The different perceptions of CHRCs as extenders versus bridges turn on two sets of values in CER. On the one hand, university researchers are rightly concerned with the academic values of methodological rigor in study design, disciplinary impact of research results, and compliance with financial and ethical requirements. On the other hand, community researchers legitimately prioritize the community values of representative validity in data collection and analysis, local relevance of research topic, and action-oriented outcomes that improve people’s health. Both community-engaged research and community-participatory research seek to navigate these value tensions. A key difference is how far they shift power and decision-making from university researchers to community participants.

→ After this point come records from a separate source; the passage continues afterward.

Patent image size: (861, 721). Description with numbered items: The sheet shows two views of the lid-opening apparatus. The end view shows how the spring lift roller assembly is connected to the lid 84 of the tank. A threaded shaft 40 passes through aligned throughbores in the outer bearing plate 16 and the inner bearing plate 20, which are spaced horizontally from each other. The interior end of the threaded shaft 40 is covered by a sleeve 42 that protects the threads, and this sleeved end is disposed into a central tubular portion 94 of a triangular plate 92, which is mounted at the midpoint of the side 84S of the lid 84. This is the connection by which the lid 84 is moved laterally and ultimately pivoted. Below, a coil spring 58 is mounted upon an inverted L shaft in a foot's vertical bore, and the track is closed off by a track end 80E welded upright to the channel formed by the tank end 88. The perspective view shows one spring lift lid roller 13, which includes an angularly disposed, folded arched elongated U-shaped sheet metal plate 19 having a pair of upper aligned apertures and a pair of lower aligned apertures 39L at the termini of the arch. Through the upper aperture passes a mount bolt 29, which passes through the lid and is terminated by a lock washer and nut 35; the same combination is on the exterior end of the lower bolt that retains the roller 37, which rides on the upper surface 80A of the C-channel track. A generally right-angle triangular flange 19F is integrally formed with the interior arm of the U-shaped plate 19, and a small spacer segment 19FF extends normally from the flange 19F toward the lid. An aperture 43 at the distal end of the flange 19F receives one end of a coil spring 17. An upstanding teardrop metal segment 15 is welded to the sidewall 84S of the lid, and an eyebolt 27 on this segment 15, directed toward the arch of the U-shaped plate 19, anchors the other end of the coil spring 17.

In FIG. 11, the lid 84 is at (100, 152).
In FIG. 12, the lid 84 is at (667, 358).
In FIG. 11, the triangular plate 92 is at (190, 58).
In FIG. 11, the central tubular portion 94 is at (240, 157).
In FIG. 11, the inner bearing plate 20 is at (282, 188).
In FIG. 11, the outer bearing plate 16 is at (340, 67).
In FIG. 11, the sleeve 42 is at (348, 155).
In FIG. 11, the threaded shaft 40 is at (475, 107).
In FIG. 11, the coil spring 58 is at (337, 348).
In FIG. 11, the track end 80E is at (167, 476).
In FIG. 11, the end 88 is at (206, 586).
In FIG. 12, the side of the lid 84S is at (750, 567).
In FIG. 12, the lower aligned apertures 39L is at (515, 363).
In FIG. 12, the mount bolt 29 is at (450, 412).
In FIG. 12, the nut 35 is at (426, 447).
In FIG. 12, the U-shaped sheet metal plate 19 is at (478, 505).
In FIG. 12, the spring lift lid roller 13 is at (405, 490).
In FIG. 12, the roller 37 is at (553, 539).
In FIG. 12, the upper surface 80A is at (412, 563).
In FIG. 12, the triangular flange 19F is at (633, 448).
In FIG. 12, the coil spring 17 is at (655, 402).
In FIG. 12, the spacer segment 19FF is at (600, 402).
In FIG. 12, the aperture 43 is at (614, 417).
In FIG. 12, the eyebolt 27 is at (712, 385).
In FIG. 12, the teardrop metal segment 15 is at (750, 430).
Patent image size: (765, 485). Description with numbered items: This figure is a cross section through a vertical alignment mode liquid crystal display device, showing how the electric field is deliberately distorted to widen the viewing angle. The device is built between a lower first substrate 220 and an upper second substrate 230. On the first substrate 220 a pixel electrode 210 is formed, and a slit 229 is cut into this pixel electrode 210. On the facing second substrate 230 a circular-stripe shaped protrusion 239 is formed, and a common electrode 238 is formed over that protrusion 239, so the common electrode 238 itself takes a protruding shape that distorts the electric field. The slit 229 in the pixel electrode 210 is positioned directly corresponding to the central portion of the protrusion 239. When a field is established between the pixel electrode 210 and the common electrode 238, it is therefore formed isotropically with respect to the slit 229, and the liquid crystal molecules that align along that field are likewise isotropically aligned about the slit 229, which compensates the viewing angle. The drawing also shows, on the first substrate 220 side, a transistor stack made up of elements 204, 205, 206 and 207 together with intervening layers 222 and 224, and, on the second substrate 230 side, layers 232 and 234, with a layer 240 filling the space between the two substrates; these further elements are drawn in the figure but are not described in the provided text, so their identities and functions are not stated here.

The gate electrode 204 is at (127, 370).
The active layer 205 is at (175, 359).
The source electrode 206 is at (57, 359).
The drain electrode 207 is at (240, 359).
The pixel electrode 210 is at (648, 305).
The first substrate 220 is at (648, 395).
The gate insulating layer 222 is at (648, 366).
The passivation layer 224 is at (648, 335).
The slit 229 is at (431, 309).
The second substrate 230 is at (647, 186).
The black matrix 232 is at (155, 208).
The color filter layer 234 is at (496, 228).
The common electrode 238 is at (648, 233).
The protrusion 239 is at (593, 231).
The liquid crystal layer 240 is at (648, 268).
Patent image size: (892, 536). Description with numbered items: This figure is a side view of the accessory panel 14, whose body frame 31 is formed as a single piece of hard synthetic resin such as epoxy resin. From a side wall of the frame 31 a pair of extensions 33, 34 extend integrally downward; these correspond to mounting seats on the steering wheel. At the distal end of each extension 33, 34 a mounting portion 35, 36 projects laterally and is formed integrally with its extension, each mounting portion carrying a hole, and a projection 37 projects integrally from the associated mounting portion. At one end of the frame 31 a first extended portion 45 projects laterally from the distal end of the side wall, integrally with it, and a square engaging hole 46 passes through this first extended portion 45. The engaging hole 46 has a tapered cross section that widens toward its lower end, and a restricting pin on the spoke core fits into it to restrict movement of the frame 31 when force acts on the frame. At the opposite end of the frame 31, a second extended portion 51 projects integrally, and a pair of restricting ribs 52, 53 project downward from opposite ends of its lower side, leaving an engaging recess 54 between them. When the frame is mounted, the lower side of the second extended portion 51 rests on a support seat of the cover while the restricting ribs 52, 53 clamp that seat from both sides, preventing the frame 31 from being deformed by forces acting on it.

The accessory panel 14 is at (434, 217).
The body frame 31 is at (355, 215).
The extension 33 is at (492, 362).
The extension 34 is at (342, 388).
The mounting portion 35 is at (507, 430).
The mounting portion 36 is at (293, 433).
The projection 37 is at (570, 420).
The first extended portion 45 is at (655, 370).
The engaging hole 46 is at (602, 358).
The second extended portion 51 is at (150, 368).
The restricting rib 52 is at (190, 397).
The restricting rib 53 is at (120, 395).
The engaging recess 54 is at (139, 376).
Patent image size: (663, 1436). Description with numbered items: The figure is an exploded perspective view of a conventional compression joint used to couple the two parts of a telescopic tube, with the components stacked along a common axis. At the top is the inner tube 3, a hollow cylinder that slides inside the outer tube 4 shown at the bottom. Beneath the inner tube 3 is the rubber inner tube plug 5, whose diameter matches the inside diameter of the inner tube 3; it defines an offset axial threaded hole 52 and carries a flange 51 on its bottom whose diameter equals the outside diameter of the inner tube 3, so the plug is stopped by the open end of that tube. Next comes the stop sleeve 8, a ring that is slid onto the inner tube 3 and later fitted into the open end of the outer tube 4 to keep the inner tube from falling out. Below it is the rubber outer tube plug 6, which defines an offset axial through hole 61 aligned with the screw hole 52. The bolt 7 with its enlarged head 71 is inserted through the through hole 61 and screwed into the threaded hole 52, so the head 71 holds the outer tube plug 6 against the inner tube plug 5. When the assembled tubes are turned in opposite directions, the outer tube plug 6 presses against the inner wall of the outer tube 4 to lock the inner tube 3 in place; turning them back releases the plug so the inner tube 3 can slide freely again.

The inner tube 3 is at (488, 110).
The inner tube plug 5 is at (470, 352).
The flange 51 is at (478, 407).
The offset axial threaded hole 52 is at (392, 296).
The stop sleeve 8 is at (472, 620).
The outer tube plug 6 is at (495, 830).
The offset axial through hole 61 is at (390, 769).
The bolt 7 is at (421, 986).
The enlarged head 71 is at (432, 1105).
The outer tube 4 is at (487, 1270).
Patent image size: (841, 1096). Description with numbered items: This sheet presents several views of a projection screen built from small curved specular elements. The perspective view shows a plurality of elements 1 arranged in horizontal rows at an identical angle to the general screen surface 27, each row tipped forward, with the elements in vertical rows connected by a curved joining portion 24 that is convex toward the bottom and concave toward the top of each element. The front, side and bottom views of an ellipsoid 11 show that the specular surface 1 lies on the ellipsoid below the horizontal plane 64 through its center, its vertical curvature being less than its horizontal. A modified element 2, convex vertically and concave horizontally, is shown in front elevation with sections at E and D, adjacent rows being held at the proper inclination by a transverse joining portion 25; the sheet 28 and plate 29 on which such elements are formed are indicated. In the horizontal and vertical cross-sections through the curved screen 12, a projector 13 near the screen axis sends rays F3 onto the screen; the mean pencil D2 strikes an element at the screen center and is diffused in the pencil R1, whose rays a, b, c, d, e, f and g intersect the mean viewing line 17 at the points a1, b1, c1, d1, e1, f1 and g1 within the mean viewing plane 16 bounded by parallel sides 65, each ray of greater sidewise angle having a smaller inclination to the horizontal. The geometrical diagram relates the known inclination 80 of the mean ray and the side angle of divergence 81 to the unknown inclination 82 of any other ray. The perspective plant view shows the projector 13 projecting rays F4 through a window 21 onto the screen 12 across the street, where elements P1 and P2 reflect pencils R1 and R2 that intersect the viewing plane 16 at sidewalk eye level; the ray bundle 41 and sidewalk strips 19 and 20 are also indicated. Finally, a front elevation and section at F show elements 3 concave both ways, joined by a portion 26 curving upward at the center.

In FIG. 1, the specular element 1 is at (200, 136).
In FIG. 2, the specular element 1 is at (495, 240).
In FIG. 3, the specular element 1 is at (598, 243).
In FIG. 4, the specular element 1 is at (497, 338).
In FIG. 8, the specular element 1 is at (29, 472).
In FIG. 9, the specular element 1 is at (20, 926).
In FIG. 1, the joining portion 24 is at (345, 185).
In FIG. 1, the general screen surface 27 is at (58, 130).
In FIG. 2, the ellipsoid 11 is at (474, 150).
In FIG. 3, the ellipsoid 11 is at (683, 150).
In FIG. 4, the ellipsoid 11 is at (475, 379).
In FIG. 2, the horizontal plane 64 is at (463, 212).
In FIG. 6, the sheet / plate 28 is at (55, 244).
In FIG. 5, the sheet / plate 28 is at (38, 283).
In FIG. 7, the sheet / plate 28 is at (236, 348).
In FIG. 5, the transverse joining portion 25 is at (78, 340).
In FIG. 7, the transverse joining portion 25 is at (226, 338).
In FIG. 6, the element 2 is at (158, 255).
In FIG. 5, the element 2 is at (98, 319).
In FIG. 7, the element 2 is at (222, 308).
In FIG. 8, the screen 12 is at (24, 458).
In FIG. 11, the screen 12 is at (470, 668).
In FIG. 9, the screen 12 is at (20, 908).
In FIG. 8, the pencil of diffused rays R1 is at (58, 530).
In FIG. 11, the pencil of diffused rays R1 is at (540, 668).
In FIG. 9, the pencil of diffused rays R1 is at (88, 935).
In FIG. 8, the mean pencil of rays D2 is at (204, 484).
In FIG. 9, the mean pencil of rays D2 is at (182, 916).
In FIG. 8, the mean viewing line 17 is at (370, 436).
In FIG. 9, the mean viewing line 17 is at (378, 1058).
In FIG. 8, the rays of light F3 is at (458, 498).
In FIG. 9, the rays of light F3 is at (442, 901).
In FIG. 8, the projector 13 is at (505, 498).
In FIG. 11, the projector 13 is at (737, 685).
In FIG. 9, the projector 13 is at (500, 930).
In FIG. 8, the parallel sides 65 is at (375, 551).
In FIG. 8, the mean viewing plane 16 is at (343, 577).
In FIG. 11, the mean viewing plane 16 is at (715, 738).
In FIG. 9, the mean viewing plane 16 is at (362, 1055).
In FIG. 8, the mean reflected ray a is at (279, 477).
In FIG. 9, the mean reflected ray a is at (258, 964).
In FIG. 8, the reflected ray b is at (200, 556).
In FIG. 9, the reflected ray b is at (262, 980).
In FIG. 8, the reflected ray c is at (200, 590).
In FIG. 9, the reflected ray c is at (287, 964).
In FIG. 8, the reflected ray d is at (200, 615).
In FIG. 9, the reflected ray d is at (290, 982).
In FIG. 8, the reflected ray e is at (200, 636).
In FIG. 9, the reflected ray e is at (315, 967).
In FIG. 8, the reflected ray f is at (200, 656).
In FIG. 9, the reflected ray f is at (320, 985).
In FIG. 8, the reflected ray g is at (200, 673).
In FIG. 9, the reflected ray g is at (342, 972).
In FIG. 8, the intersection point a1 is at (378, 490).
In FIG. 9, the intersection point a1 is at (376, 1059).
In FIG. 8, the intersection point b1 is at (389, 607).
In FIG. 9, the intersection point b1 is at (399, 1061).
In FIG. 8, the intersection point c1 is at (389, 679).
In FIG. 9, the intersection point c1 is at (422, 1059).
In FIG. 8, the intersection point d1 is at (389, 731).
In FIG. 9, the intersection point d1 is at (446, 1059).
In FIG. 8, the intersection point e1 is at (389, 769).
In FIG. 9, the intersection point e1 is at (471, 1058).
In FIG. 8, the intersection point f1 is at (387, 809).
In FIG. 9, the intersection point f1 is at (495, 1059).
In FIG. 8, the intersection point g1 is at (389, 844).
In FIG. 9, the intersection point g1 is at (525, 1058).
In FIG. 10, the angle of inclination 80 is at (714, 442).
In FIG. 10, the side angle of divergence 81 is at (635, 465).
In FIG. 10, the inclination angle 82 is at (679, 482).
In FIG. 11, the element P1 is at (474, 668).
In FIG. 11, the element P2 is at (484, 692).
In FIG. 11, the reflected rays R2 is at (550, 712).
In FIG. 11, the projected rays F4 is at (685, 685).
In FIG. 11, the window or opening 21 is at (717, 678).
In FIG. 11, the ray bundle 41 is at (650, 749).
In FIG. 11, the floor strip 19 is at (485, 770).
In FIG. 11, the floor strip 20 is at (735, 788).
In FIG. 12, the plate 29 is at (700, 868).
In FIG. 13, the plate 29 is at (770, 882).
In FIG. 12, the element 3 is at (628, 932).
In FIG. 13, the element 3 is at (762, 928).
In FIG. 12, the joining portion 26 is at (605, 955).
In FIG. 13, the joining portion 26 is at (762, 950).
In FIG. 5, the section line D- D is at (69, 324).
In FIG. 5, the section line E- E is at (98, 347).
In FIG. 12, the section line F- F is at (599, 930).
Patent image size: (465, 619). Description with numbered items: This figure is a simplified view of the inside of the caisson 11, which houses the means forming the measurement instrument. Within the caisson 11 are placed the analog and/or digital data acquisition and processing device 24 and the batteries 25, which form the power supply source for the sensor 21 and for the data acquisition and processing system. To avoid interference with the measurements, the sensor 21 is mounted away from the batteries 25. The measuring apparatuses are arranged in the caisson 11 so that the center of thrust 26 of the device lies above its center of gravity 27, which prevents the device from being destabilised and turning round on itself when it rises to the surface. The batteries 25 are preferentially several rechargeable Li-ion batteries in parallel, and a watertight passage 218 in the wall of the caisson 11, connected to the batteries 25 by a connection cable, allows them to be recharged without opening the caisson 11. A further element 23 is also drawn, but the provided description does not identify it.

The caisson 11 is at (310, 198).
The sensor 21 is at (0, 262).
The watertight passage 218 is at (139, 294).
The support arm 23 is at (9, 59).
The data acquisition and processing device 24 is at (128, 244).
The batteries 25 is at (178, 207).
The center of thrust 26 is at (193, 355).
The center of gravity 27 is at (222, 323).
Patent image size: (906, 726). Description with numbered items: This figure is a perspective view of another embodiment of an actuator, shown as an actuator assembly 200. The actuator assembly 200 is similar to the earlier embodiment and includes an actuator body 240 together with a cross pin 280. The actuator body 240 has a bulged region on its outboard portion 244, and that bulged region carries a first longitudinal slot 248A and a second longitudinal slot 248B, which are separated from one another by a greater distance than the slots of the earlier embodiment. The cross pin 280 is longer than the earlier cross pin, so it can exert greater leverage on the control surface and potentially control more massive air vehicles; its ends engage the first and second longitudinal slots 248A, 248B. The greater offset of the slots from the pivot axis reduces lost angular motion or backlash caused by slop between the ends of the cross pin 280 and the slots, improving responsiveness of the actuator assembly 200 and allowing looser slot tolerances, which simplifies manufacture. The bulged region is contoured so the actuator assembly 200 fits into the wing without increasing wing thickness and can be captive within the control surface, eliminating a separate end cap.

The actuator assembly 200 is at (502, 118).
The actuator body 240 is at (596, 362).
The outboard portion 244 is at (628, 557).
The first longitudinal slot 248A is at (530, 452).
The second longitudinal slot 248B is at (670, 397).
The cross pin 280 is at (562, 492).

Whether acting as extenders or bridges, a CHRC can help research teams bring these two sets of values into creative tension. The extender perception continues to center universities as the primary agent of CER, however, while the bridge perception unsettles this presumption. Despite the different leanings of UR and CR respondents, a partial consensus emerged in favor of the bridge perception being more desirable. While UR respondents may have felt more acutely the force of academia’s professional and evaluative standards and requirements, URs were also ready to disrupt their hold on the research process to conduct CER addressing the motivators of UR and CR partners alike.
LIMITATIONS
Although the present study has offered new perspectives around CHRC roles and functions, adding to extant knowledge, it is not without methodological limitations. The first one is that, as a qualitative study, it may shed light on the features of a phenomenon but cannot quantify the trends at large, thus remaining limited in its generalizability. Additionally, we conducted a detailed examination of the recollection of experiences by respondents who had been involved in prior research; those recollections may be open to biases such as recall bias and prosocial bias. Finally, our highly targeted population groups allowed us to attain a rather large overview of what works and what does not work when it comes to optimizing a CHRC among diverse, vulnerable, and challenging population groups; but it is not a complete overview.
FUTURE DIRECTIONS
We plan to propose pilot study components in future CTSI-funded projects, where different CHRC profiles would be debated, co-created, and co-implemented by URs and CRs. Those partnerships will allow us to quantify and refine our understanding of how to operationalize the CHRC position in a variety of projects; such contrasts will help focus and refine the CHRC figures that work across specified community contexts and university structures.
Data Availability
The data are not publicly available due to privacy or ethical restrictions.
Funding
This publication was made possible with support from the National Center for Advancing Translational Sciences of the National Institutes of Health under award number UM1TR004402. The content is solely the responsibility of the authors and does not necessarily represent the official views of the NIH.
Conflicts of Interest
The authors have no conflicts to disclose.
Ethics
This project was approved by Indiana University IRB #23572
We pulled common themes from what the respondents said, using our interpretive creativity to identify and name shared concepts even if respondents used different words.